Park district eyes user fees

The Vashon Park District, looking to shore up its 2013 budget, is eying a proposal to reinstitute fees for sports and performance groups that use facilities it owns or manages, including fields, gyms and the high school theater.

The Vashon Park District, looking to shore up its 2013 budget, is eying a proposal to reinstitute fees for sports and performance groups that use facilities it owns or manages, including fields, gyms and the high school theater.

Should the proposal pass at the agency’s board meeting next Tuesday, those fees could bring in $45,000 this year, funds commissioners say the park district needs in the wake of declining property tax receipts, its main source of revenue.

“The bottom line — what is motivating this — is that we need revenue to support operations,” David Hackett, a commissioner, told the other board members at a board meeting on Dec. 18. “The fee policy could raise, conservatively, $45,000.”

The park district levied such fees years ago, a practice it shelved because of complaints about the inconsistent way those fees were applied. Last year, Hackett spearheaded an effort to create what he called a more equitable fee structure, with the caveat that those fees would go into earmarked accounts and would be used only to maintain or improve the fields, gyms or theater. The commissioners put the measure on hold last April after some youth sports groups said the fees could

place an undue burden on families with children involved in several sports.

Now, Hackett says, the park district has no choice if it’s to maintain its programs and services. What’s more, in a policy shift, those fees would not be directed to accounts that support specific public facilities but would go into the park district’s general fund.

“Our budget depends on it,” Hackett said in an interview last week.

“It’s not my preference. I think we should do whatever we can to get adults and kids to get out and run around, and a user fee isn’t consistent with that,” he added. “But in this situation, it’s necessary.”

Some in the youth sports community voiced guarded support for the fees, in large part because of the park district’s financial plight. Under Hackett’s proposal, youth sports groups would pay on average $15 per player per sport for the right to use the fields or gyms.

“The money’s got to come from some place,” said Pat Call, a father of two boys who have played basketball, soccer, lacrosse and baseball. Call has been active in Vashon Island Junior Basketball, though he stressed he was speaking for himself and not the group.
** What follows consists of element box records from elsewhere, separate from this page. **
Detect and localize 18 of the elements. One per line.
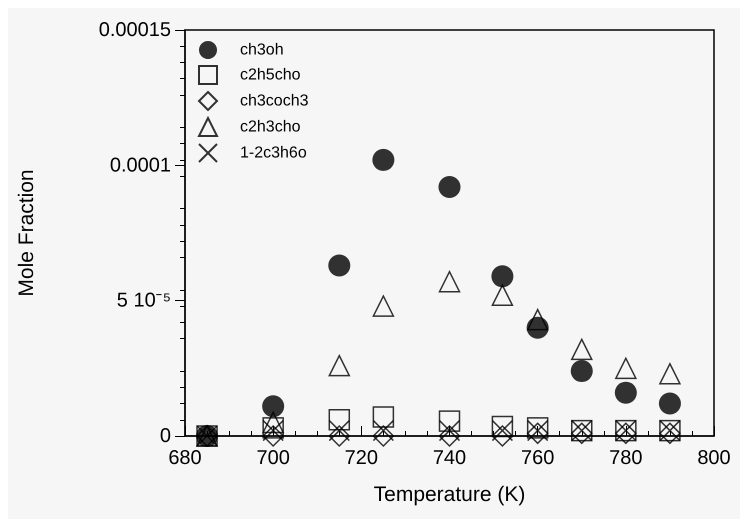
x-tick-label: 700 (256, 447, 290, 469)
x-tick-label: 720 (344, 447, 378, 469)
x-tick-label: 760 (520, 447, 554, 469)
x-tick-label: 800 (697, 447, 731, 469)
x-tick-label: 780 (609, 447, 643, 469)
legend-label: ch3coch3 (240, 92, 309, 110)
y-tick-label: 0 (160, 425, 171, 447)
y-tick-label: 0.00015 (98, 19, 171, 41)
legend-label: ch3oh (240, 42, 284, 58)
legend-label: 1-2c3h6o (240, 144, 307, 162)
legend-label: c2h5cho (240, 66, 301, 84)
x-axis-title: Temperature (K) (374, 483, 526, 506)
y-tick-label: 0.0001 (110, 154, 171, 176)
y-tick-label: 5 10⁻⁵ (116, 290, 171, 312)
legend-label: c2h3cho (240, 118, 301, 136)
x-tick-label: 740 (432, 447, 466, 469)
x-tick-label: 680 (168, 447, 202, 469)
y-axis-title: Mole Fraction (15, 169, 38, 297)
Services the district offers have increased in the last several years, as property values climbed on Vashon, resulting in increased property tax receipts, Call added. “Now we have a choice — either ratchet down or find a new way to pay. It seems reasonable to me,” he said.

But at the same time, he said, he hoped the new fees don’t become an ongoing and escalating way to support the park district. “I think there’s a limit before you have the programs collapse,” he said.

Colby Atwood, president of the Vashon Island Rowing Club, which oversees the island’s popular youth crew team, voiced similar sentiments.

“They have to get money from someplace. And getting it from the users make sense,” Atwood said. “But I hope it’s a temporary measure.”

Some in the dance and theater community, however, said they were troubled by the new proposal.

Over the last two years, they formed a theater users subcommittee to address the issue of user fees, working closely with Hackett — who chaired the committee — to device a new system. Last spring, the group voluntarily agreed to pay $150 per performance in the high school gym with the understanding that those funds would be used to replace lights, repair curtains or fix other items that routinely get worn out in the busy theater.

Elizabeth Ripley, an active member of Drama Dock and secretary to the theater users subcommittee, said she was surprised to hear the commissioners now want to direct the funds raised from user fees to the park district’s general fund. The first she learned of the policy pending before the board was last week, when she received a call from The Beachcomber.

“I think this will come as a complete surprise to the theater users. They should at least be brought into the discussion,” Ripley said.

During discussions last year, she said, “It was pretty much the only thing the committee members asked: Where is the money going?”

Sharon Schoen, who chairs Dance!Vashon, said she’d “heard rumors” about increased fees. She, too, is concerned.

“It of course is going to impact our program. … We’ll make less profit, which means we’ll have less money for financial aid,” she said.

Meanwhile, some also questioned the policy’s underlying principle — the park district’s attempt to raise revenue by charging people who use school district facilities. Under an agreement between the two agencies, the park district manages their shared facilities.

But that agreement “didn’t envision the notion that the park district would be in severe financial trouble and didn’t envision the notion of using school district facilities to defray the costs of park district programs,” said Bob Hennessey, who chairs the school board.

Asked if he supported the proposal, Hennessey declined to comment, saying only, “The precedent does give me pause. But if the community is not in support of it, that’s for the community to decide.”

Hackett, however, said he’s heard little opposition. “People want the facilities to be opened,” he said.

As for the theater users’ contention that they’d agreed to a different approach, Hackett said, “All that’s thrown out the window. We’re not doing a theater improvement fund. … We don’t have the tax revenues.”